Tom Taylor, l’auteur du comic se défend : De Une, il ne s’agit pas du superman que tout le monde connaît, le fameux Clark Kent, mais de son fils Jon !
De deux, Superman a toujours été un défenseur de la vérité, de l’espoir et de la justice, ces valeurs englobent toute l’humanité et la communauté gay en fait partie !
Les arguments de Taylor n’apaisent pas les esprits. DC comics est inondé de messages haineux et de menaces de mort. A Los Angeles , la police est chargée de surveiller les maisons des créateurs du comic. On craint pour leur vie…
Les cris d’orfraie de la droite radicale n’y changeront rien : Ce n’est pas la première fois que les superhéros se mêlent de politique.
Sous leur apparence policée, se cache une profondeur insoupçonnée. Presque cent ans que leurs aventures envoûtent des millions d’adeptes !
Leurs aventures racontent l’Amérique : Ses espoirs et ses victoires mais aussi ses désillusions et ses défaites…
Revenons au tout début de l’épopée.
Fin des années 1930.
Les Etats Unis sont plongés dans une crise économique sans précédent. La Grande Dépression jette des millions de personnes dans la rue.
De l’autre côté de l’Atlantique, en Europe, le fascisme étend son ombre…
C’est dans ce contexte tourmenté que naît le tout premier super héros. Le plus connu d’entre tous : Superman !
Ses créateurs sont Jerry Siegel et Joe Shuster, deux jeunes hommes juifs de Cleveland. Leur création se distingue des autres héros de bd de l’époque. La plupart sont d’élégants gentlemans sudistes, ou des propriétaires terriens d’un certain niveau social.
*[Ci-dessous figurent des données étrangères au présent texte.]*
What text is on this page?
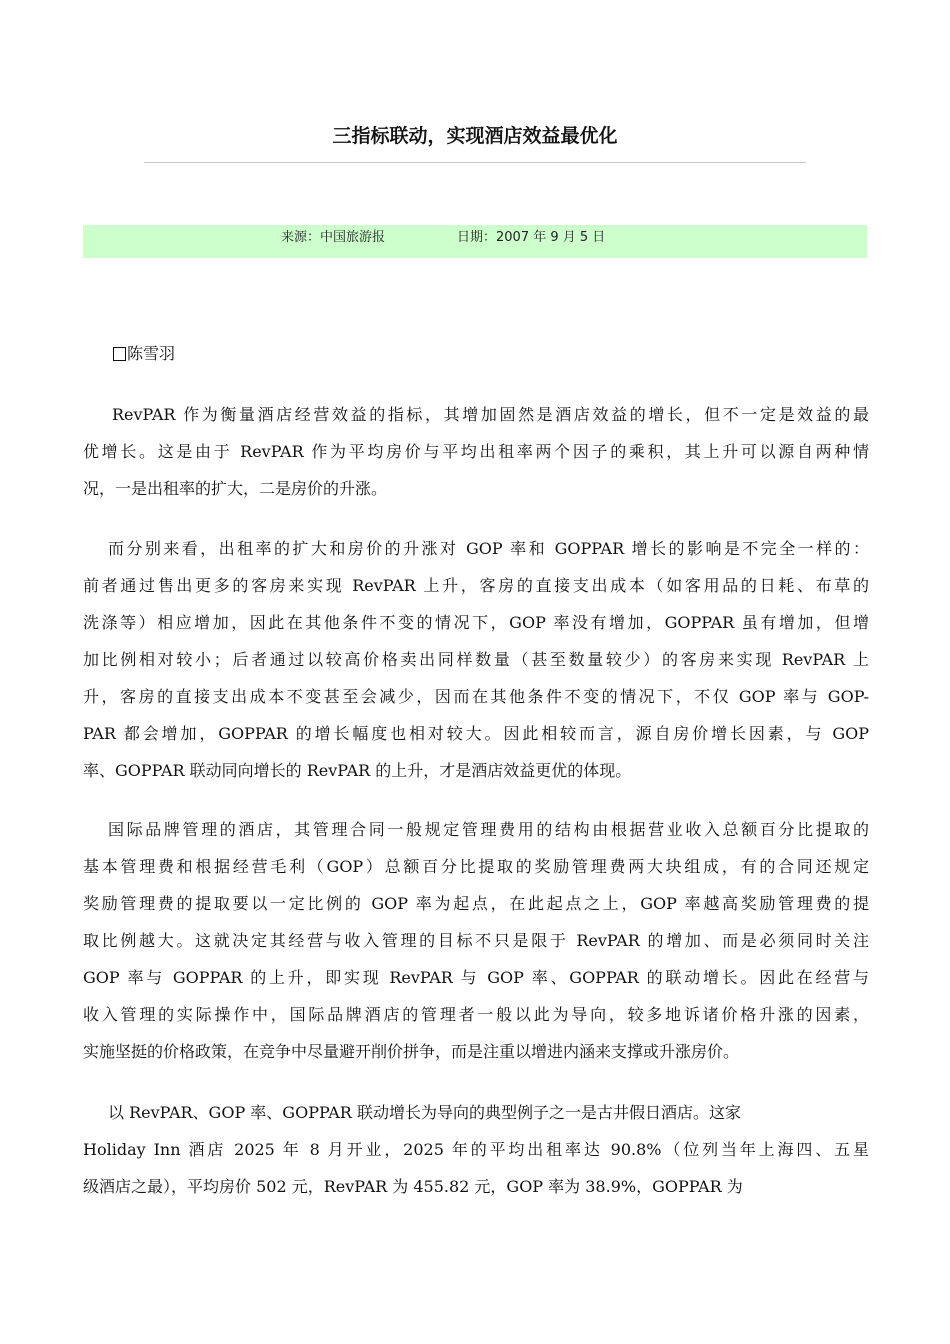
三指标联动，实现酒店效益最优化
来源：中国旅游报	日期：2007 年 9 月 5 日
陈雪羽
RevPAR 作为衡量酒店经营效益的指标，其增加固然是酒店效益的增长，但不一定是效益的最
优增长。这是由于 RevPAR 作为平均房价与平均出租率两个因子的乘积，其上升可以源自两种情
况，一是出租率的扩大，二是房价的升涨。
而分别来看，出租率的扩大和房价的升涨对 GOP 率和 GOPPAR 增长的影响是不完全一样的：
前者通过售出更多的客房来实现 RevPAR 上升，客房的直接支出成本（如客用品的日耗、布草的
洗涤等）相应增加，因此在其他条件不变的情况下，GOP 率没有增加，GOPPAR 虽有增加，但增
加比例相对较小；后者通过以较高价格卖出同样数量（甚至数量较少）的客房来实现 RevPAR 上
升，客房的直接支出成本不变甚至会减少，因而在其他条件不变的情况下，不仅 GOP 率与 GOP-
PAR 都会增加，GOPPAR 的增长幅度也相对较大。因此相较而言，源自房价增长因素，与 GOP
率、GOPPAR 联动同向增长的 RevPAR 的上升，才是酒店效益更优的体现。
国际品牌管理的酒店，其管理合同一般规定管理费用的结构由根据营业收入总额百分比提取的
基本管理费和根据经营毛利（GOP）总额百分比提取的奖励管理费两大块组成，有的合同还规定
奖励管理费的提取要以一定比例的 GOP 率为起点，在此起点之上，GOP 率越高奖励管理费的提
取比例越大。这就决定其经营与收入管理的目标不只是限于 RevPAR 的增加、而是必须同时关注
GOP 率与 GOPPAR 的上升，即实现 RevPAR 与 GOP 率、GOPPAR 的联动增长。因此在经营与
收入管理的实际操作中，国际品牌酒店的管理者一般以此为导向，较多地诉诸价格升涨的因素，
实施坚挺的价格政策，在竞争中尽量避开削价拼争，而是注重以增进内涵来支撑或升涨房价。
以 RevPAR、GOP 率、GOPPAR 联动增长为导向的典型例子之一是古井假日酒店。这家
Holiday Inn 酒店 2025 年 8 月开业，2025 年的平均出租率达 90.8%（位列当年上海四、五星
级酒店之最），平均房价 502 元，RevPAR 为 455.82 元，GOP 率为 38.9%，GOPPAR 为
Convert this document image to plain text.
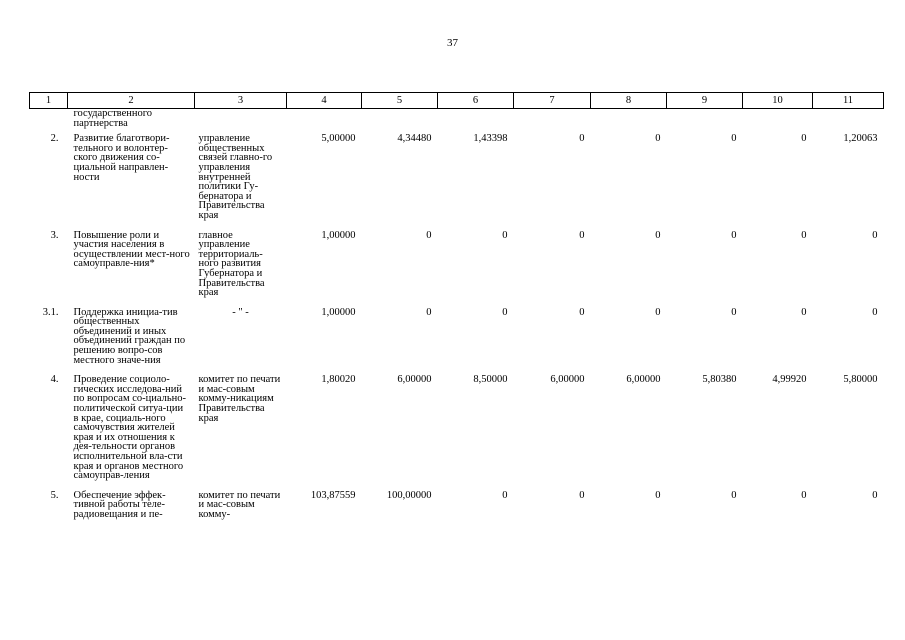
37
1	2	3	4	5	6	7	8	9	10	11
	государственного партнерства									
2.	Развитие благотвори-тельного и волонтер-ского движения со-циальной направлен-ности	управление общественных связей главно-го управления внутренней политики Гу-бернатора и Правительства края	5,00000	4,34480	1,43398	0	0	0	0	1,20063
3.	Повышение роли и участия населения в осуществлении мест-ного самоуправле-ния*	главное управление территориаль-ного развития Губернатора и Правительства края	1,00000	0	0	0	0	0	0	0
3.1.	Поддержка инициа-тив общественных объединений и иных объединений граждан по решению вопро-сов местного значе-ния	- " -	1,00000	0	0	0	0	0	0	0
4.	Проведение социоло-гических исследова-ний по вопросам со-циально-политической ситуа-ции в крае, социаль-ного самочувствия жителей края и их отношения к дея-тельности органов исполнительной вла-сти края и органов местного самоуправ-ления	комитет по печати и мас-совым комму-никациям Правительства края	1,80020	6,00000	8,50000	6,00000	6,00000	5,80380	4,99920	5,80000
5.	Обеспечение эффек-тивной работы теле-радиовещания и пе-	комитет по печати и мас-совым комму-	103,87559	100,00000	0	0	0	0	0	0
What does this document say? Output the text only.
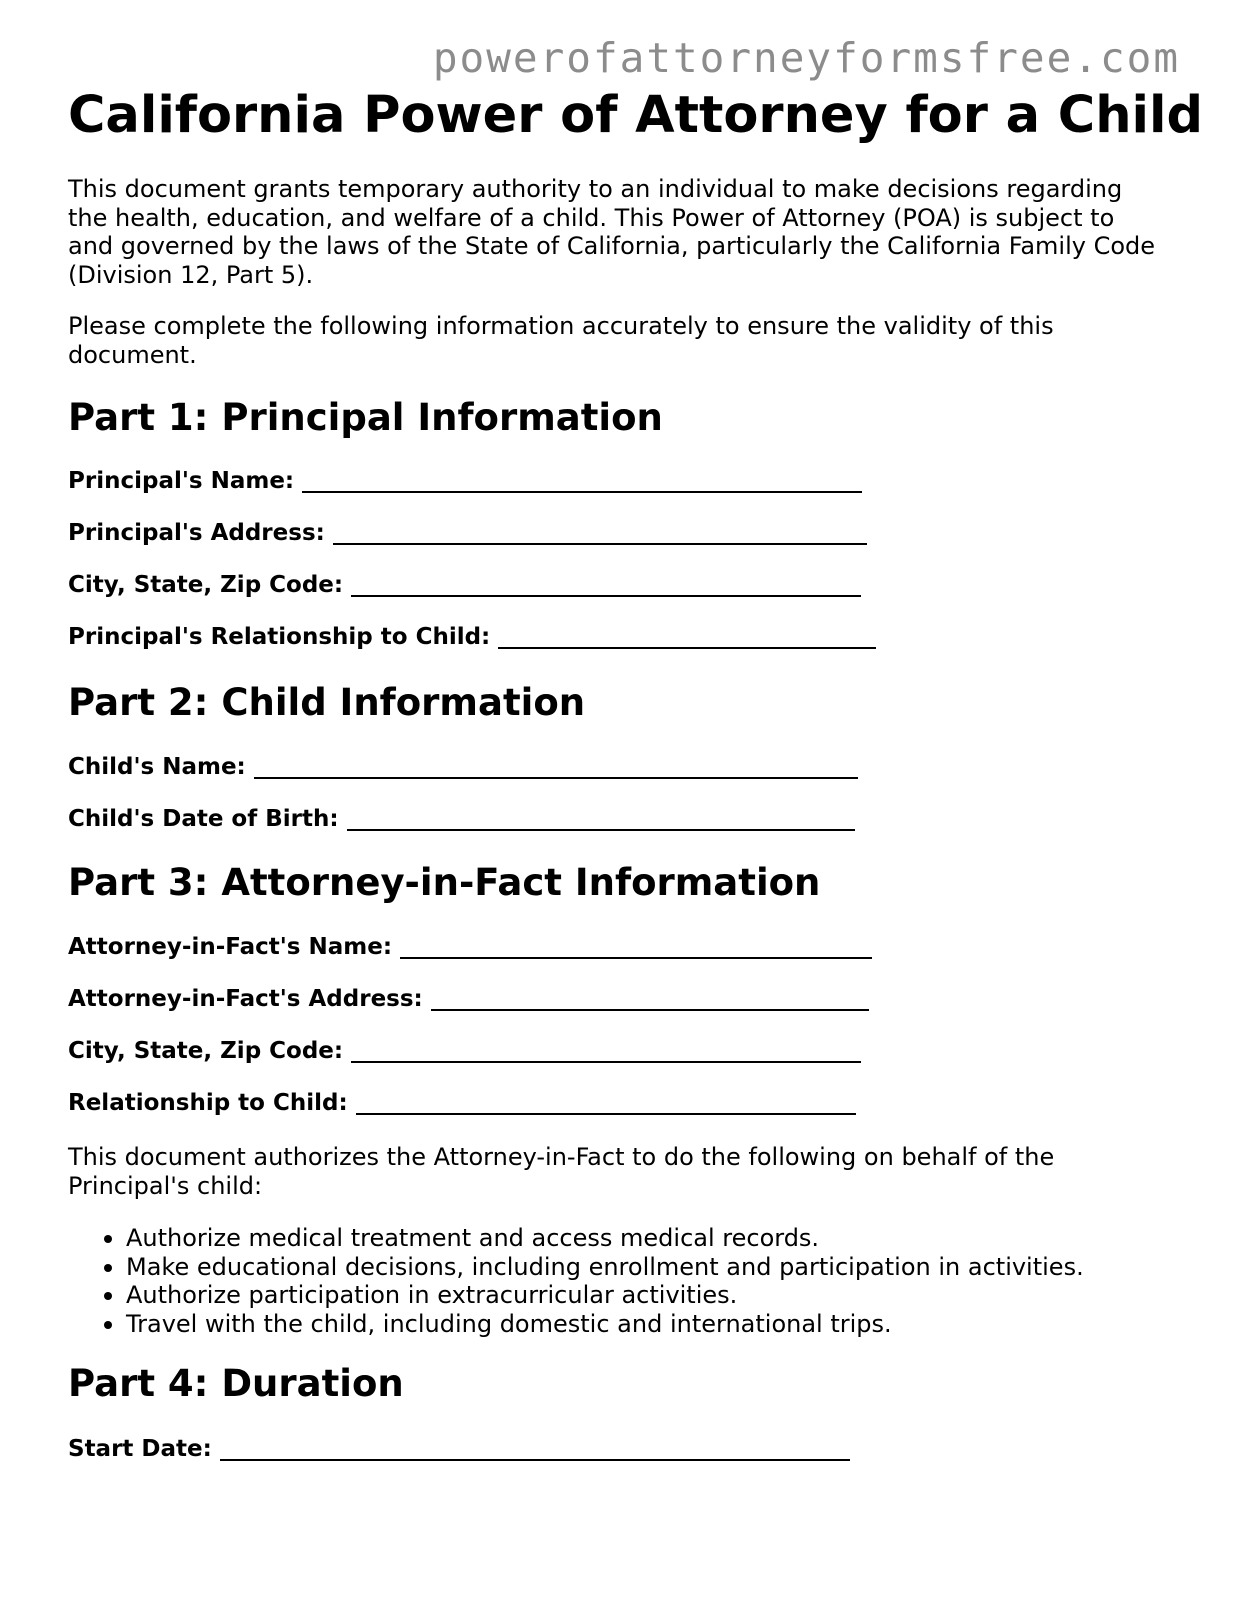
powerofattorneyformsfree.com
California Power of Attorney for a Child
This document grants temporary authority to an individual to make decisions regarding
the health, education, and welfare of a child. This Power of Attorney (POA) is subject to
and governed by the laws of the State of California, particularly the California Family Code
(Division 12, Part 5).
Please complete the following information accurately to ensure the validity of this
document.
Part 1: Principal Information
Principal's Name:
Principal's Address:
City, State, Zip Code:
Principal's Relationship to Child:
Part 2: Child Information
Child's Name:
Child's Date of Birth:
Part 3: Attorney-in-Fact Information
Attorney-in-Fact's Name:
Attorney-in-Fact's Address:
City, State, Zip Code:
Relationship to Child:
This document authorizes the Attorney-in-Fact to do the following on behalf of the
Principal's child:
Authorize medical treatment and access medical records.
Make educational decisions, including enrollment and participation in activities.
Authorize participation in extracurricular activities.
Travel with the child, including domestic and international trips.
Part 4: Duration
Start Date:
Superman est à l’opposé. Sous son identité de Clark Kent, il ressemble à monsieur tout le monde. Il se fond dans l’agitation urbaine de Métropolis et ne fait pas de vagues.
Mais sous ses petites lunettes rondes, se dissimule un lourd passé.
Superman est un déraciné.
Sa planète krypton a été détruite, il est le seul survivant de son espèce et notre terre lui sert de refuge…
Cette histoire fait écho à une autre.
Au début du 20ème siècle, Des millions de migrants européens débarquent aux États Unis.
Les parents de Jerry Siegel et Joe Shuster en font partie. Ils ont fui l’antisémitisme et les pogroms.
A leurs yeux, l’Amérique est une terre promise. Le destin de Superman ressemble au leur. Il veut s’intégrer du mieux qu’il peut.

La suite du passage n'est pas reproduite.